Mais Vladimir Poutine a de nouveau balayé la menace: "les sanctions seront introduites quoi qu'il arrive. Qu'il y ait une raison ou pas, ils en trouveront une car leur but est de freiner le développement de la Russie".
Dans l'après-midi, des bombardements se sont encore fait entendre à Stanitsa Louganska, ville sous contrôle ukrainien, selon des journalistes de l'AFP. Elle avait déjà été visée la veille par des tirs qui ont notamment touché une école maternelle.
Le dirigeant séparatiste de la région de Donetsk, Denis Pouchiline, a de son côté annoncé une évacuation des civils vers la Russie, "en premier lieu les femmes, les enfants et les personnes âgées".
Son homologue de la "république" voisine de Lougansk, Léonid Passetchnik, a fait de même avant d'appeler "tous les hommes capables de tenir une arme à défendre leur patrie".
Et le président russe a ordonné le versement de 10.000 roubles (environ 114 euros) à chaque personne partant de ces zones.
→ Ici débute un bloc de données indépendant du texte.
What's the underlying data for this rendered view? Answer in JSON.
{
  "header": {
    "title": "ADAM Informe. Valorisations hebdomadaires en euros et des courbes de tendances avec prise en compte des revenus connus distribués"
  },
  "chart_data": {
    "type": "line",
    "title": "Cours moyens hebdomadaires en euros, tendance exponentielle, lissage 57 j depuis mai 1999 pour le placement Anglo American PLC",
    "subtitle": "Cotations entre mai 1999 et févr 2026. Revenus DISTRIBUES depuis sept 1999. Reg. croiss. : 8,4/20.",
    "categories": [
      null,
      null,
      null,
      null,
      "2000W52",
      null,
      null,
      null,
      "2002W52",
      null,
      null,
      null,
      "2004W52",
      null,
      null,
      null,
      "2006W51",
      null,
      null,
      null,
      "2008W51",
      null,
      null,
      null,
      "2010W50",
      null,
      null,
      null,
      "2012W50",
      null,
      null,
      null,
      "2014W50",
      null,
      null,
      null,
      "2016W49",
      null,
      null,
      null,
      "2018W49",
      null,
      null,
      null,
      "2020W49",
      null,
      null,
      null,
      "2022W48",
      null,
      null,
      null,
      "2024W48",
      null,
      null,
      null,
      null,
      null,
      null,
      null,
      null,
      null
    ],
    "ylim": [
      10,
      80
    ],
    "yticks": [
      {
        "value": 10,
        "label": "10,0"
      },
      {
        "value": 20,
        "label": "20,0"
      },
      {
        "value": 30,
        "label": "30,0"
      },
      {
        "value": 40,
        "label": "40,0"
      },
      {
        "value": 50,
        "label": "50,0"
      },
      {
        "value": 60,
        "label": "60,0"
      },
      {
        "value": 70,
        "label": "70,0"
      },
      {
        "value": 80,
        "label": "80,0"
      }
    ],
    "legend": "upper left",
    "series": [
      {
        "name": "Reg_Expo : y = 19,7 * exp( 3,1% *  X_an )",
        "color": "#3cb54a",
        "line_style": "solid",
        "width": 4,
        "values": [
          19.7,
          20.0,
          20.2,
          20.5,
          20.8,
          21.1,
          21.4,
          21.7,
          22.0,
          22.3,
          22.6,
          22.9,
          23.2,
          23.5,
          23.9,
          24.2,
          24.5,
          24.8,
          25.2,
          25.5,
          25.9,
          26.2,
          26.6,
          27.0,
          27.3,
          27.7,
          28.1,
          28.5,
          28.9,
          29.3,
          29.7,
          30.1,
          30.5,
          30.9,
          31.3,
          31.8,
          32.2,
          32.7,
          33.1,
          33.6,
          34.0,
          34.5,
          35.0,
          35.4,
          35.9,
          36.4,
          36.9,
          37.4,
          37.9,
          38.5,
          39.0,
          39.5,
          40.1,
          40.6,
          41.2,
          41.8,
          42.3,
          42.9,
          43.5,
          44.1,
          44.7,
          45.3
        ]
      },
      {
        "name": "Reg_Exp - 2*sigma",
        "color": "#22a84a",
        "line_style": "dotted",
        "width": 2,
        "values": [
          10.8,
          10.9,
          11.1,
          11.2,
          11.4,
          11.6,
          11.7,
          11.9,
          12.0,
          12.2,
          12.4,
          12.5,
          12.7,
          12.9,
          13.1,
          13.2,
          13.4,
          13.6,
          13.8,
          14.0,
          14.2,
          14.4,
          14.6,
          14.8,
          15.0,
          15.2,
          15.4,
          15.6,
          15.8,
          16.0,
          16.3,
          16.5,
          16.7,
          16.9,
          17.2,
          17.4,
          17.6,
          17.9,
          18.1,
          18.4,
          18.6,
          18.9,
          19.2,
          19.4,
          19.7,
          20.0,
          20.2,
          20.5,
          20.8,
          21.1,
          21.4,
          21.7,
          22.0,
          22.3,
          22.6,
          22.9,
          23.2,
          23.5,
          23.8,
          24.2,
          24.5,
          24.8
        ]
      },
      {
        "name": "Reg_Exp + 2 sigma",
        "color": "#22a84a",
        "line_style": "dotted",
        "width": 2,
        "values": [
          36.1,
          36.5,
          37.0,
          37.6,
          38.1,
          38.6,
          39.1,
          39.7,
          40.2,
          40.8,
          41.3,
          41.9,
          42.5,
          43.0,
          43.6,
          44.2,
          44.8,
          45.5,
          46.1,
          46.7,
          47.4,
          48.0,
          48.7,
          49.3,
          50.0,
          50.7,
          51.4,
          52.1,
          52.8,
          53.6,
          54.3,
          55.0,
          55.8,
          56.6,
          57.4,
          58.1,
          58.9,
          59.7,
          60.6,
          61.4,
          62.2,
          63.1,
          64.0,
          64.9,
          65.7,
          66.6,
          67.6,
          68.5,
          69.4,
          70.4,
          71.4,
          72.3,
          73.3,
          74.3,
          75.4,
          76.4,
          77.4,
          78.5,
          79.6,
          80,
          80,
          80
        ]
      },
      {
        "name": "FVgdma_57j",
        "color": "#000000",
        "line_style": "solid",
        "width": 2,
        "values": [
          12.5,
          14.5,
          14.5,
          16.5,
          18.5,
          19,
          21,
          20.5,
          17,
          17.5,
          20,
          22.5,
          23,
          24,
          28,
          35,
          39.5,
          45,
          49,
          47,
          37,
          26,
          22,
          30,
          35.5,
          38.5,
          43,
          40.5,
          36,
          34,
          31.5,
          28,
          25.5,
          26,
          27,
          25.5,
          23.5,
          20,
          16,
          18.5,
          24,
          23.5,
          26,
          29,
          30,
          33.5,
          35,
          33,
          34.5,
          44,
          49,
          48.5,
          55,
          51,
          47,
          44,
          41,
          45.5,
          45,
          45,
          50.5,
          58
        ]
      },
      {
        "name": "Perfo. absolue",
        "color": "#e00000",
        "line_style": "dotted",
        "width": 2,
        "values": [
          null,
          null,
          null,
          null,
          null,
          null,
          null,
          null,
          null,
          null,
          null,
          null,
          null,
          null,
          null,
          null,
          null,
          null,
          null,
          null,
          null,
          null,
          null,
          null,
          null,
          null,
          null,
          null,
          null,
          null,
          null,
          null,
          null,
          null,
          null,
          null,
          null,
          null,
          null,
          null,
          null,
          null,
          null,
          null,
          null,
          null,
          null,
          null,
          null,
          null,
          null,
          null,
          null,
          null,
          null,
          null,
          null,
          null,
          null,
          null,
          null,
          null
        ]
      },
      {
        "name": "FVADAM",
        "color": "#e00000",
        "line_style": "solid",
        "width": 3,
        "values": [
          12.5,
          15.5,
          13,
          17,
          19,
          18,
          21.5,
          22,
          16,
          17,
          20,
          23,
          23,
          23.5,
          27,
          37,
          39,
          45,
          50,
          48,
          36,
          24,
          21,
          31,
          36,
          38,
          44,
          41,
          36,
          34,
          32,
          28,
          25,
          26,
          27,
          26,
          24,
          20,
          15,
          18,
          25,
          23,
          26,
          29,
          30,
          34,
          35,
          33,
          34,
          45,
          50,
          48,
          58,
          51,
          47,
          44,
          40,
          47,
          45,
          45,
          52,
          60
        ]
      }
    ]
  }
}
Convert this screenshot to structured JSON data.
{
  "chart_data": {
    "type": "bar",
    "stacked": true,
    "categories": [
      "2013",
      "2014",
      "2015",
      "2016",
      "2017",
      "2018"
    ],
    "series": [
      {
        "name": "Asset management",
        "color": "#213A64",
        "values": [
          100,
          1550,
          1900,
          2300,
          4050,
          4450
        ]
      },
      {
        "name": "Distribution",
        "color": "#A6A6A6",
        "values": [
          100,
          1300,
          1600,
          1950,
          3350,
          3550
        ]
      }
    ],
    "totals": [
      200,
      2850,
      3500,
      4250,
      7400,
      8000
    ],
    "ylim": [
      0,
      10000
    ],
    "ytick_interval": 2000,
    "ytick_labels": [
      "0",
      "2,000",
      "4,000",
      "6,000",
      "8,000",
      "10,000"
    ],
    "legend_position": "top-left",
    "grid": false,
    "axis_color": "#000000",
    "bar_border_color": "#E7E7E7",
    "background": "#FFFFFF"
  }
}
Les chaînes de télévision russes montraient des images d'évacuations d'enfants rassemblés dans la cour de leur orphelinat.
Alors que les tensions montent sur le terrain, la Russie a encore affirmé vendredi procéder au retrait d'unités militaires des abords de l'Ukraine, sans toutefois convaincre ses adversaires.
"Cela n'a pas lieu", a répliqué le ministre ukrainien de la Défense Oleksiï Reznikov devant les députés.
Le ministre américain de la Défense, Lloyd Austin, a même affirmé que l'armée russe envoyait "davantage de forces" et se préparait à une intervention "en se rapprochant de la frontière, en positionnant des troupes, en augmentant leurs capacités logistiques".
Selon Washington, la Russie cherche un prétexte pour attaquer l'Ukraine et un regain de violences dans le Donbass pourrait en être un, Moscou se voyant comme le défenseur des populations russophones de la région, d'autant qu'elle y a distribué des passeports russes à la population.
# 14.000 morts
Les observateurs de l'Organisation pour la sécurité et la coopération en Europe (OSCE) ont rapporté une hausse significative des tirs, avec 189 violations du cessez-le-feu dans la région de Donetsk jeudi, contre 24 mercredi. Dans la région de Lougansk, 402 violations ont été rapportées contre 129.
Mais aucun camp n'a fait état de morts. Ce conflit a fait plus de 14.000 morts depuis 2014.
Le chef de la diplomatie russe, Sergueï Lavrov, a accusé l'OSCE de partialité, lui reprochant "d'atténuer les points qui montrent la culpabilité des forces armées ukrainiennes".
Les accords de paix signés en 2015 à Minsk avaient permis l'instauration d'un cessez-le-feu et une baisse considérable des affrontements, mais des violences éclatent encore régulièrement.
La Russie nie tout projet d'invasion mais réclame des garanties pour sa sécurité, comme le retrait de l'Otan d'Europe de l'Est, autant d'exigences rejetées par l'Occident.
Parallèlement, Washington a accusé Moscou d'être "responsable" des dernières cyberattaques ayant visé cette semaine des sites internet officiels ukrainiens, malgré les dénégations du Kremlin.